Tuesday, August 2, 2011

The Cost of the Iraq and Afghanistan Wars to National Security

The US Federal Government has spent 1.3 trillion dollars on the Iraq and Afghanistan wars1, funds which could have gone toward domestic security. While analytical surveillance (especially the use of artificial intelligence algorithms employing object recognition) should have been invested in to decrease the likelihood of successful terrorist attacks. Ubiquitous surveillance can also inhibit both sadistic criminals and transferred cops from committing crimes - the latter will, of course, require more legal work until a precedent is set.

Similarly, funding that was directed to the Iraq and Afghanistan wars could have been directed to developing our military to make us more equipped to respond to real threats from other nations' militaries. For example, the US could already have the devices required to invade North Korea, a country ruled by a psychopathic dictator that actually has a nuclear program, in a way that is safe for South Korea.

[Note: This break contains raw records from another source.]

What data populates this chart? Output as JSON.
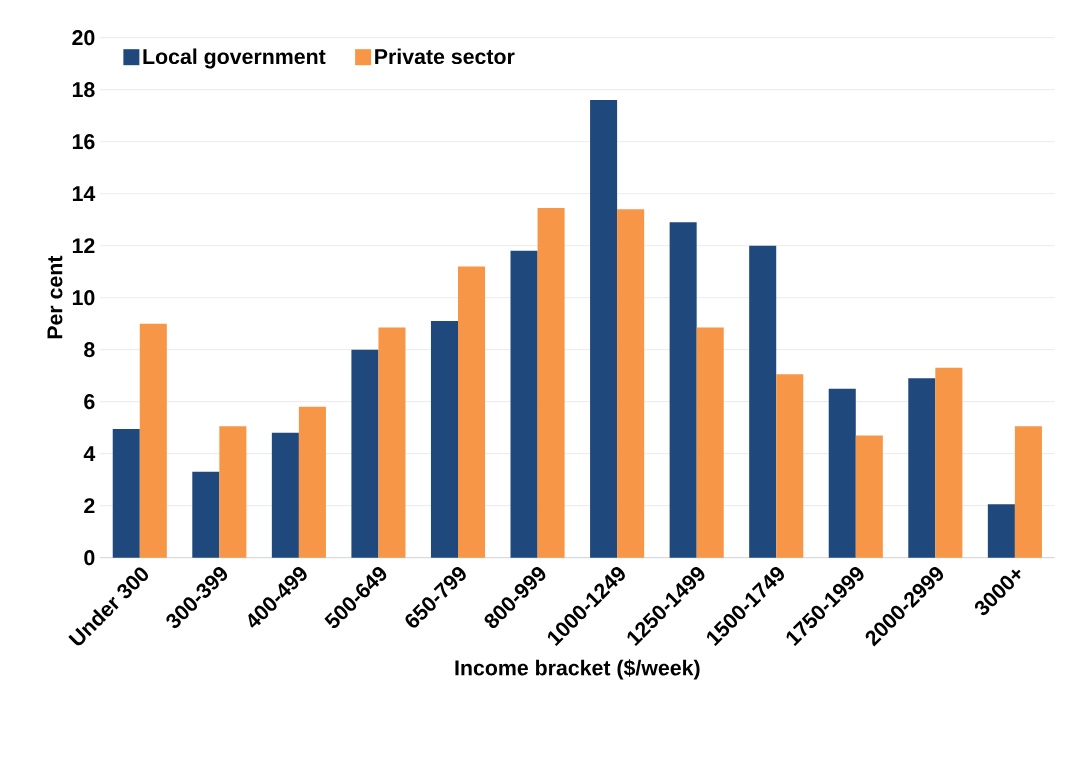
{
  "chart_data": {
    "type": "bar",
    "xlabel": "Income bracket ($/week)",
    "ylabel": "Per cent",
    "categories": [
      "Under 300",
      "300-399",
      "400-499",
      "500-649",
      "650-799",
      "800-999",
      "1000-1249",
      "1250-1499",
      "1500-1749",
      "1750-1999",
      "2000-2999",
      "3000+"
    ],
    "series": [
      {
        "name": "Local government",
        "color": "#1f497d",
        "values": [
          4.95,
          3.3,
          4.8,
          8.0,
          9.1,
          11.8,
          17.6,
          12.9,
          12.0,
          6.5,
          6.9,
          2.05
        ]
      },
      {
        "name": "Private sector",
        "color": "#f79646",
        "values": [
          9.0,
          5.05,
          5.8,
          8.85,
          11.2,
          13.45,
          13.4,
          8.85,
          7.05,
          4.7,
          7.3,
          5.05
        ]
      }
    ],
    "ylim": [
      0,
      20
    ],
    "yticks": [
      0,
      2,
      4,
      6,
      8,
      10,
      12,
      14,
      16,
      18,
      20
    ],
    "grid": "y",
    "legend": "top left"
  }
}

And the funding that was squandered on George W. Bush's liquidated could have been used to open technologies that would have attacked new market sectors which the US business' developed such technologies would have a huge international advantage in. Such a change in the US's position in economic growth and international trade would further national economic security. New technologies could also make huge strides in ameliorating domestic and world poverty, improving global stability and the US's international image.

Many have suggested that the war on terror has broadened support for terrorist groups and deepened global anti-American sentiments. As Chalmers Johnson wrote on page 119 of Dismantling the Empire: America's Last Best Hope, "As the prominent British military historian Correlli Barnett has observed, the U.S. attacks on Afghanistan and Iraq only increased the threat of al-Qaeda. From 1993 through the 9/11 assaults of 2001, there were five major al-Qaeda attacks worldwide; in the two years since then there have been seventeen such bombings, including the Istanbul suicide assaults on the British consulate and an HSBC Bank," at least a few Arabs were considering joining terrorist groups in reaction to the destruction of their lives by the havoc of war wrought by such US invasions.